Nelle prime due partite senza Andre Iguodala, tornato soltanto mercoledì, Durant è stato costretto ad un maggior dispendio energetico nella metà campo difensiva. Non è un caso che dopo il suo ritorno siano arrivate una partita da 43 punti e una tripla doppia con 20 punti, 12 rimbalzi e 10 assist in Gara 4. KD ha viaggiato ad oltre due stoppate di media partita, garantendo a Kerr la possibilità di cambiare su qualsiasi blocco e mettendo in mostra un'altra volta le sue qualità in questa metà campo, vicino e lontano dal ferro.

 

Aggiungete 30 assist in 4 partite e quasi 7 tiri liberi guadagnati a sera: mancava solo che cantasse l'inno nazionale e intervistasse gli allenatori nei timeout...

 

 

3. Unstoppable

 

Curry a tratti ha fatto la differenza, ha da solo cambiato la storia delle partite. Le ha decise.

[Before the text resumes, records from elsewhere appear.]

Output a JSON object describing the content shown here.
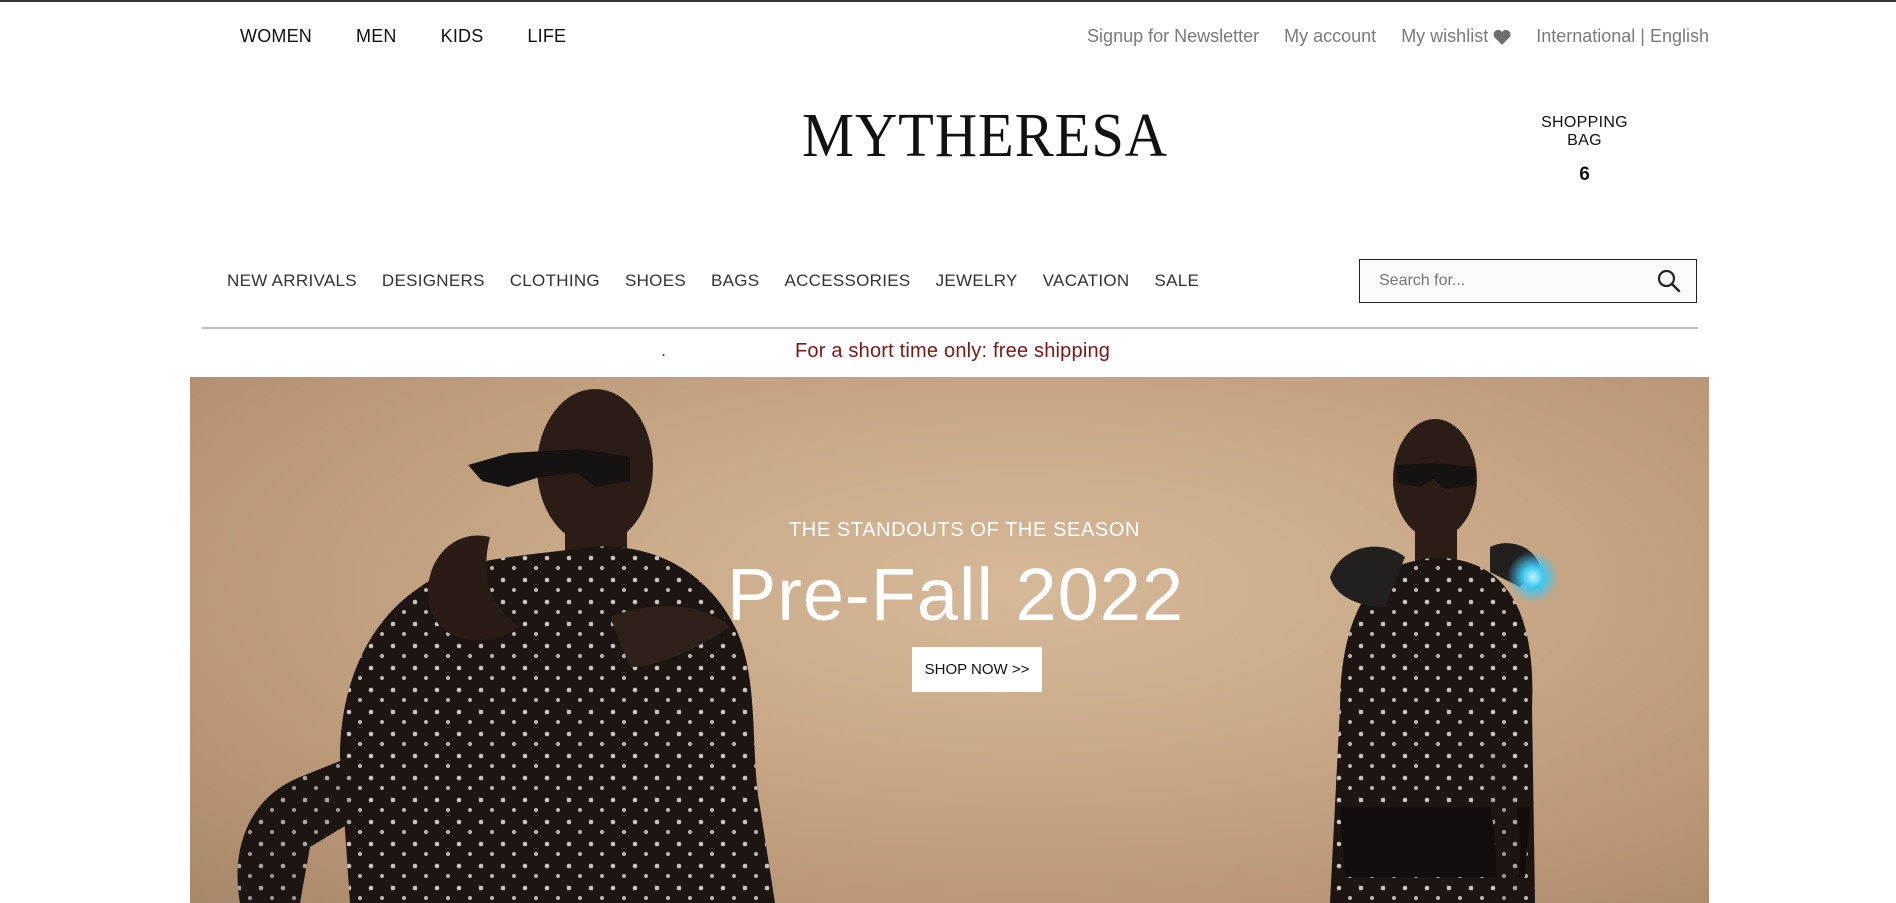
{
  "top_nav": {
    "items": [
      {
        "label": "WOMEN"
      },
      {
        "label": "MEN"
      },
      {
        "label": "KIDS"
      },
      {
        "label": "LIFE"
      }
    ]
  },
  "top_links": {
    "newsletter": "Signup for Newsletter",
    "account": "My account",
    "wishlist": "My wishlist",
    "locale": "International | English"
  },
  "brand": {
    "logo_text": "MYTHERESA"
  },
  "bag": {
    "label": "SHOPPING BAG",
    "count": "6"
  },
  "main_nav": {
    "items": [
      {
        "label": "NEW ARRIVALS"
      },
      {
        "label": "DESIGNERS"
      },
      {
        "label": "CLOTHING"
      },
      {
        "label": "SHOES"
      },
      {
        "label": "BAGS"
      },
      {
        "label": "ACCESSORIES"
      },
      {
        "label": "JEWELRY"
      },
      {
        "label": "VACATION"
      },
      {
        "label": "SALE"
      }
    ]
  },
  "search": {
    "placeholder": "Search for...",
    "value": ""
  },
  "promo": {
    "dot": ".",
    "text": "For a short time only: free shipping",
    "color": "#7d1616"
  },
  "hero": {
    "eyebrow": "THE STANDOUTS OF THE SEASON",
    "headline": "Pre-Fall 2022",
    "cta": "SHOP NOW >>",
    "bg_color": "#c8a887"
  },
  "icons": {
    "wishlist": "heart-icon",
    "search": "search-icon"
  }
}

Ma a tratti, per quanto brevi, è sembrato in difficoltà. KD 35, invece, mai. Non abbiamo pensato neanche per un singolo istante che potesse essere fermato. Mai.

 

Ha tirato con il 69% "in faccia" a LeBron James e messo in croce il suo altro marcatore diretto, Jeff Green, producendo 1.41 punti per la squadra nei possessi in isolamento contro di lui. Ha cercato spesso il cambio per attaccare George Hill, che ha difeso in modo ammirevole ma non ha potuto realmente contestare - e non per demeriti propri - i tiri "sopra la sua testa", andati a bersaglio il 75% delle volte. Ha segnato contro difesa schierata, in transizione e in contropiede, da ogni distanza e in ogni tipo di situazione. E nel dubbio, in lunetta ha sbagliato un solo tiro libero su 27 tentati. Una macchina.